Terry Wright

No. 27, 7
- Position: Defensive back

Personal information
- Born: July 17, 1964 (age 61) Phoenix, Arizona, U.S.
- Listed height: 6 ft 0 in (1.83 m)
- Listed weight: 195 lb (88 kg)

Career information
- High school: Phoenix (AZ) South Mountain
- College: Temple
- NFL draft: 1987: undrafted

Career history
- Cleveland Browns (1987)*; Indianapolis Colts (1987–1988); Oklahoma City Twisters (1990); Hamilton Tiger-Cats (1991–1994);
- * Offseason and/or practice squad member only

Career NFL statistics
- Fumble recoveries: 1
- Sacks: 1.5
- Stats at Pro Football Reference

Career CFL statistics
- Sacks: 6

= Terry Wright (defensive back) =

American gridiron football player (born 1964)

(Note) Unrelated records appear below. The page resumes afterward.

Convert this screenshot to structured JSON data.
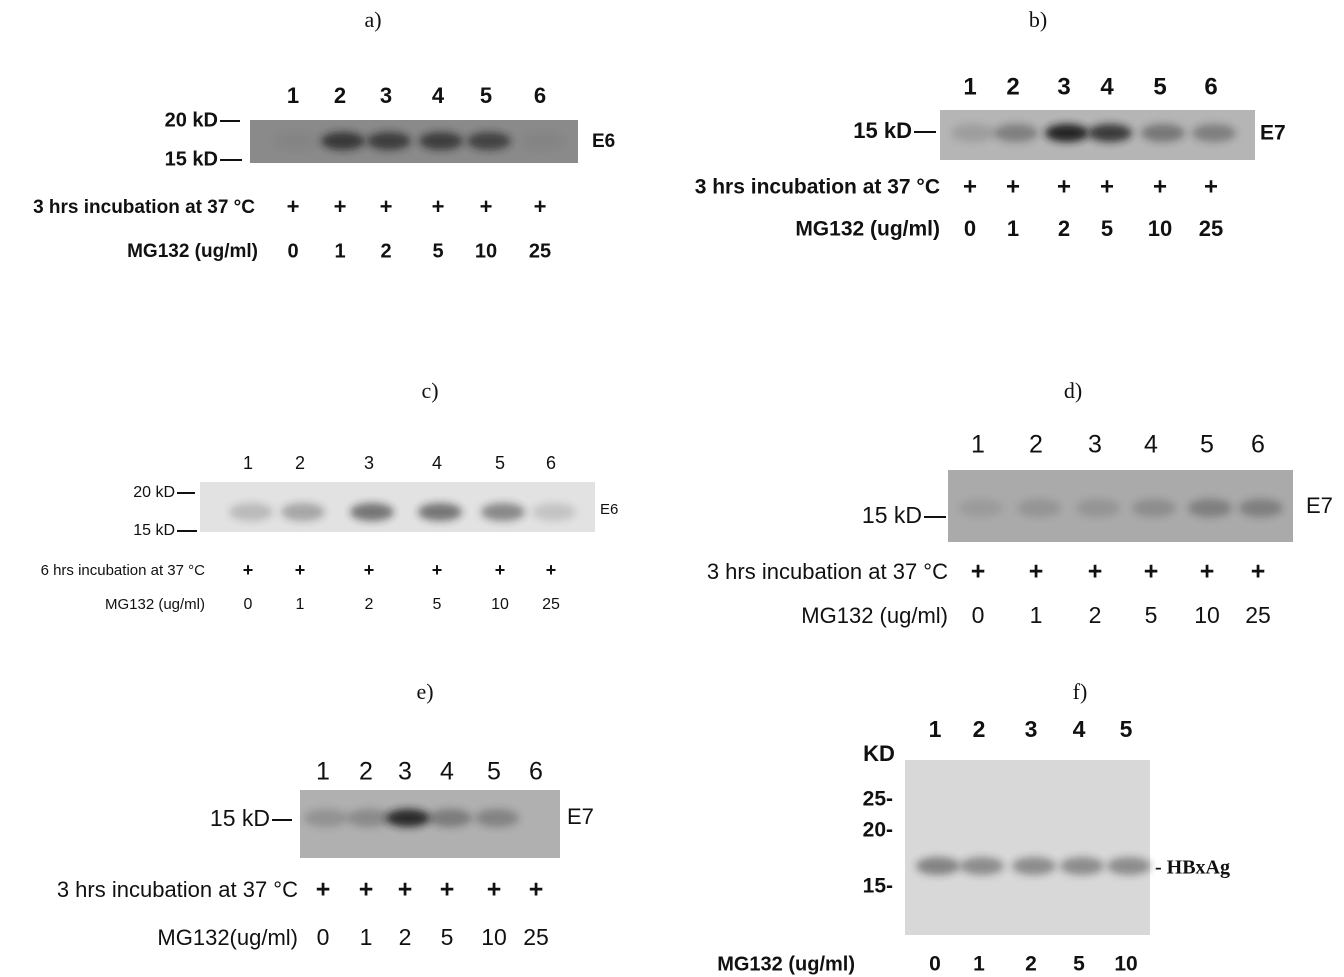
{
  "panels": [
    {
      "label": "a)",
      "lanes": [
        "1",
        "2",
        "3",
        "4",
        "5",
        "6"
      ],
      "markers": [
        "20 kD",
        "15 kD"
      ],
      "protein": "E6",
      "incubation": "3 hrs incubation at 37 °C",
      "plus": [
        "+",
        "+",
        "+",
        "+",
        "+",
        "+"
      ],
      "treatment": "MG132 (ug/ml)",
      "doses": [
        "0",
        "1",
        "2",
        "5",
        "10",
        "25"
      ]
    },
    {
      "label": "b)",
      "lanes": [
        "1",
        "2",
        "3",
        "4",
        "5",
        "6"
      ],
      "markers": [
        "15 kD"
      ],
      "protein": "E7",
      "incubation": "3 hrs incubation at 37 °C",
      "plus": [
        "+",
        "+",
        "+",
        "+",
        "+",
        "+"
      ],
      "treatment": "MG132 (ug/ml)",
      "doses": [
        "0",
        "1",
        "2",
        "5",
        "10",
        "25"
      ]
    },
    {
      "label": "c)",
      "lanes": [
        "1",
        "2",
        "3",
        "4",
        "5",
        "6"
      ],
      "markers": [
        "20 kD",
        "15 kD"
      ],
      "protein": "E6",
      "incubation": "6 hrs incubation at 37 °C",
      "plus": [
        "+",
        "+",
        "+",
        "+",
        "+",
        "+"
      ],
      "treatment": "MG132 (ug/ml)",
      "doses": [
        "0",
        "1",
        "2",
        "5",
        "10",
        "25"
      ]
    },
    {
      "label": "d)",
      "lanes": [
        "1",
        "2",
        "3",
        "4",
        "5",
        "6"
      ],
      "markers": [
        "15 kD"
      ],
      "protein": "E7",
      "incubation": "3 hrs incubation at 37 °C",
      "plus": [
        "+",
        "+",
        "+",
        "+",
        "+",
        "+"
      ],
      "treatment": "MG132 (ug/ml)",
      "doses": [
        "0",
        "1",
        "2",
        "5",
        "10",
        "25"
      ]
    },
    {
      "label": "e)",
      "lanes": [
        "1",
        "2",
        "3",
        "4",
        "5",
        "6"
      ],
      "markers": [
        "15 kD"
      ],
      "protein": "E7",
      "incubation": "3 hrs incubation at 37 °C",
      "plus": [
        "+",
        "+",
        "+",
        "+",
        "+",
        "+"
      ],
      "treatment": "MG132(ug/ml)",
      "doses": [
        "0",
        "1",
        "2",
        "5",
        "10",
        "25"
      ]
    },
    {
      "label": "f)",
      "unit": "KD",
      "lanes": [
        "1",
        "2",
        "3",
        "4",
        "5"
      ],
      "markers": [
        "25-",
        "20-",
        "15-"
      ],
      "protein": "- HBxAg",
      "treatment": "MG132 (ug/ml)",
      "doses": [
        "0",
        "1",
        "2",
        "5",
        "10"
      ]
    }
  ]
}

Terry Leon Wright (born July 17, 1964) is an American former professional football player who was a defensive back for two seasons with the Indianapolis Colts of the National Football League (NFL). He first enrolled at Scottsdale Community College before transferring to played college football for the Temple Owls. Wright was also a member of the Cleveland Browns, Oklahoma City Twisters and Hamilton Tiger-Cats.

==Personal life==
His brother Toby Wright also played in the NFL.

Wright's nephew, Javin Wright, plays in the NFL for the Tampa Bay Buccaneers.

==Early life==
Terry Leon Wright was born on July 17, 1964, in Phoenix, Arizona. He attended South Mountain High School in Phoenix.

==College career==
Wright first played college football for the Scottsdale Fighting Artichokes of Scottsdale Community College.

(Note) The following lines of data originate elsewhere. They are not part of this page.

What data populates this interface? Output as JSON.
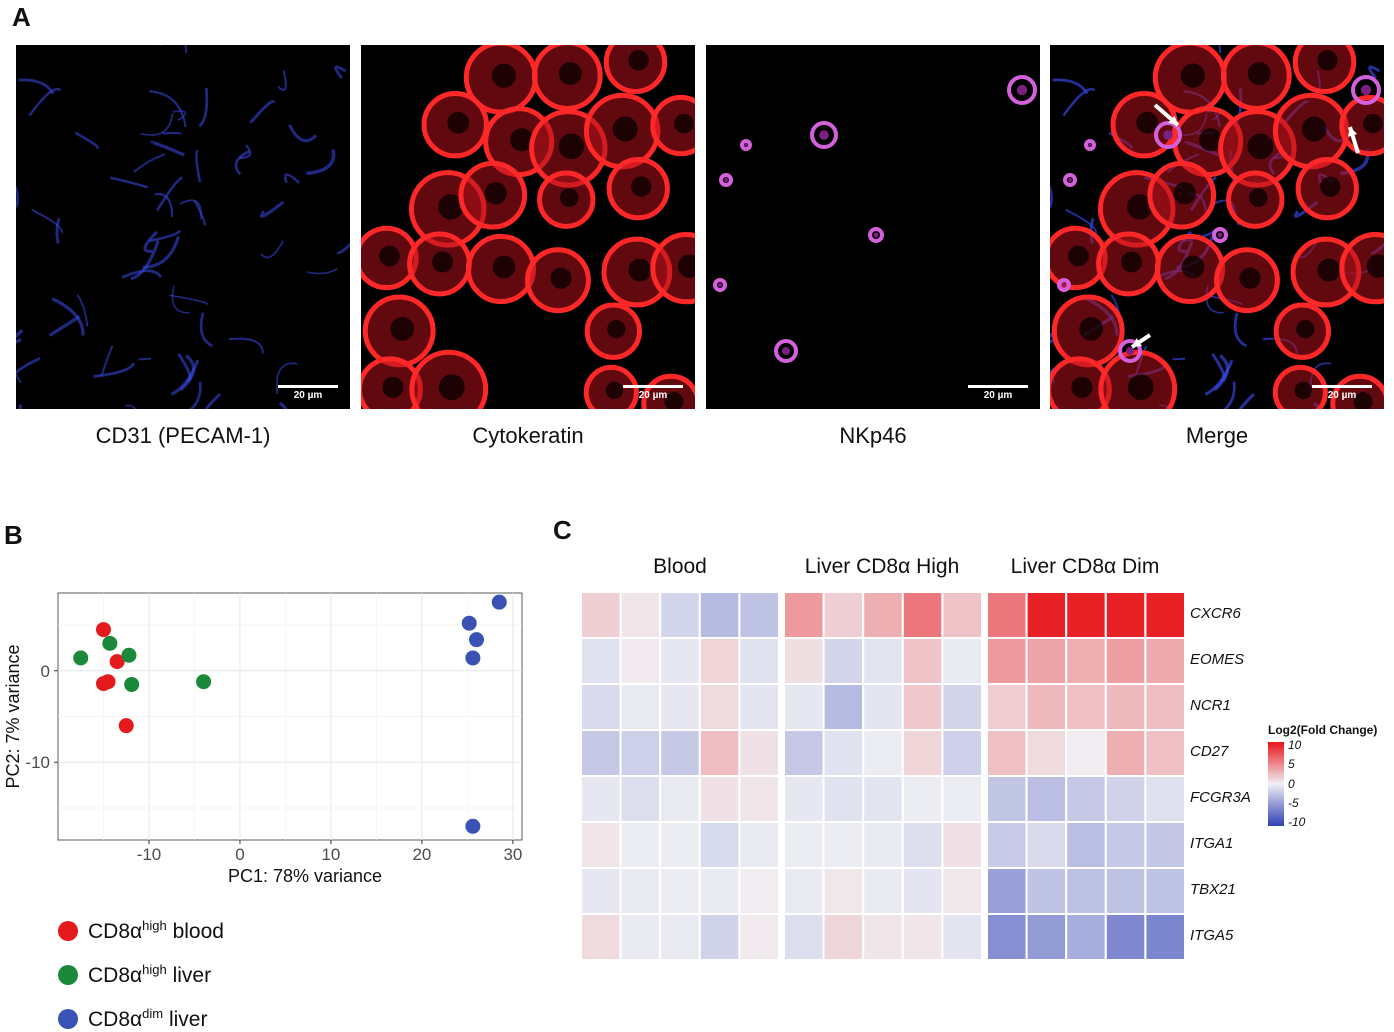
{
  "panel_a": {
    "letter": "A",
    "images": [
      {
        "label": "CD31 (PECAM-1)",
        "scale": "20 µm",
        "channel_color": "#3a4cff"
      },
      {
        "label": "Cytokeratin",
        "scale": "20 µm",
        "channel_color": "#ff2020"
      },
      {
        "label": "NKp46",
        "scale": "20 µm",
        "channel_color": "#d05ad8"
      },
      {
        "label": "Merge",
        "scale": "20 µm",
        "channel_color": "#ff2020"
      }
    ]
  },
  "panel_b": {
    "letter": "B",
    "legend": [
      {
        "main": "CD8α",
        "sup": "high",
        "rest": " blood",
        "color": "#e41a1c"
      },
      {
        "main": "CD8α",
        "sup": "high",
        "rest": " liver",
        "color": "#1a8a3a"
      },
      {
        "main": "CD8α",
        "sup": "dim",
        "rest": " liver",
        "color": "#3a52b4"
      }
    ]
  },
  "panel_c": {
    "letter": "C",
    "legend_title": "Log2(Fold Change)",
    "legend_ticks": [
      "10",
      "5",
      "0",
      "-5",
      "-10"
    ]
  },
  "chart_data": [
    {
      "type": "scatter",
      "xlabel": "PC1: 78% variance",
      "ylabel": "PC2: 7% variance",
      "xlim": [
        -20,
        31
      ],
      "ylim": [
        -18.5,
        8.5
      ],
      "xticks": [
        -10,
        0,
        10,
        20,
        30
      ],
      "yticks": [
        0,
        -10
      ],
      "grid": true,
      "series": [
        {
          "name": "CD8αhigh blood",
          "color": "#e41a1c",
          "points": [
            [
              -15.0,
              4.5
            ],
            [
              -13.5,
              1.0
            ],
            [
              -14.5,
              -1.2
            ],
            [
              -15.0,
              -1.4
            ],
            [
              -12.5,
              -6.0
            ]
          ]
        },
        {
          "name": "CD8αhigh liver",
          "color": "#1a8a3a",
          "points": [
            [
              -17.5,
              1.4
            ],
            [
              -14.3,
              3.0
            ],
            [
              -12.2,
              1.7
            ],
            [
              -11.9,
              -1.5
            ],
            [
              -4.0,
              -1.2
            ]
          ]
        },
        {
          "name": "CD8αdim liver",
          "color": "#3a52b4",
          "points": [
            [
              28.5,
              7.5
            ],
            [
              25.2,
              5.2
            ],
            [
              26.0,
              3.4
            ],
            [
              25.6,
              1.4
            ],
            [
              25.6,
              -17.0
            ]
          ]
        }
      ]
    },
    {
      "type": "heatmap",
      "groups": [
        "Blood",
        "Liver CD8α High",
        "Liver CD8α Dim"
      ],
      "columns_per_group": 5,
      "genes": [
        "CXCR6",
        "EOMES",
        "NCR1",
        "CD27",
        "FCGR3A",
        "ITGA1",
        "TBX21",
        "ITGA5"
      ],
      "colorbar": {
        "min": -10,
        "max": 10,
        "low": "#2f3fb4",
        "mid": "#f0f0f4",
        "high": "#e8161c"
      },
      "values": [
        [
          1.5,
          0.5,
          -1.5,
          -3,
          -2.5,
          4,
          1.5,
          3,
          5.5,
          2,
          5.5,
          9.5,
          9.5,
          9.5,
          9.5
        ],
        [
          -0.8,
          0.3,
          -0.5,
          1.3,
          -0.8,
          0.8,
          -1.5,
          -0.7,
          2,
          -0.3,
          4,
          3.5,
          3,
          3.7,
          3.3
        ],
        [
          -1.2,
          -0.4,
          -0.5,
          1,
          -0.6,
          -0.5,
          -3,
          -0.6,
          1.8,
          -1.5,
          1.6,
          2.5,
          2.2,
          2.5,
          2.3
        ],
        [
          -2.2,
          -1.8,
          -2.2,
          2.3,
          0.7,
          -2.2,
          -0.8,
          -0.2,
          1.3,
          -1.8,
          2.2,
          1,
          0.2,
          3,
          2.2
        ],
        [
          -0.5,
          -1,
          -0.4,
          0.7,
          0.5,
          -0.5,
          -0.8,
          -0.7,
          -0.2,
          -0.2,
          -2.4,
          -2.8,
          -2.2,
          -1.7,
          -0.9
        ],
        [
          0.5,
          -0.2,
          -0.2,
          -1.3,
          -0.3,
          -0.2,
          -0.2,
          -0.3,
          -1,
          0.7,
          -2.1,
          -1.2,
          -2.8,
          -2.2,
          -2.3
        ],
        [
          -0.5,
          -0.3,
          -0.2,
          -0.3,
          0.2,
          -0.3,
          0.4,
          -0.3,
          -0.6,
          0.4,
          -4.5,
          -2.5,
          -2.7,
          -2.6,
          -2.6
        ],
        [
          1,
          -0.3,
          -0.4,
          -1.7,
          0.3,
          -1,
          1.2,
          0.5,
          0.5,
          -0.6,
          -5.5,
          -4.8,
          -3.8,
          -5.8,
          -6
        ]
      ]
    }
  ]
}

Wright then transferred to play for the Owls of Temple University. In 1986, he recorded 42 tackles, two fumbles recoveries, four interceptions and an 80-yard interception return for a touchdown.

==Professional career==
Wright signed with the Cleveland Browns after going undrafted in the 1987 NFL draft. He was released by the Browns after summer camp.

Wright was signed by the Indianapolis Colts during the 1987 NFL players' strike and played in 13 games, starting two, for the team during the 1987 season. He played in eight games for the Colts in 1988.

Wright played for the Oklahoma City Twisters of the Minor League Football System in 1990.

Wright played in 54 games for the Hamilton Tiger-Cats from 1991 to 1994.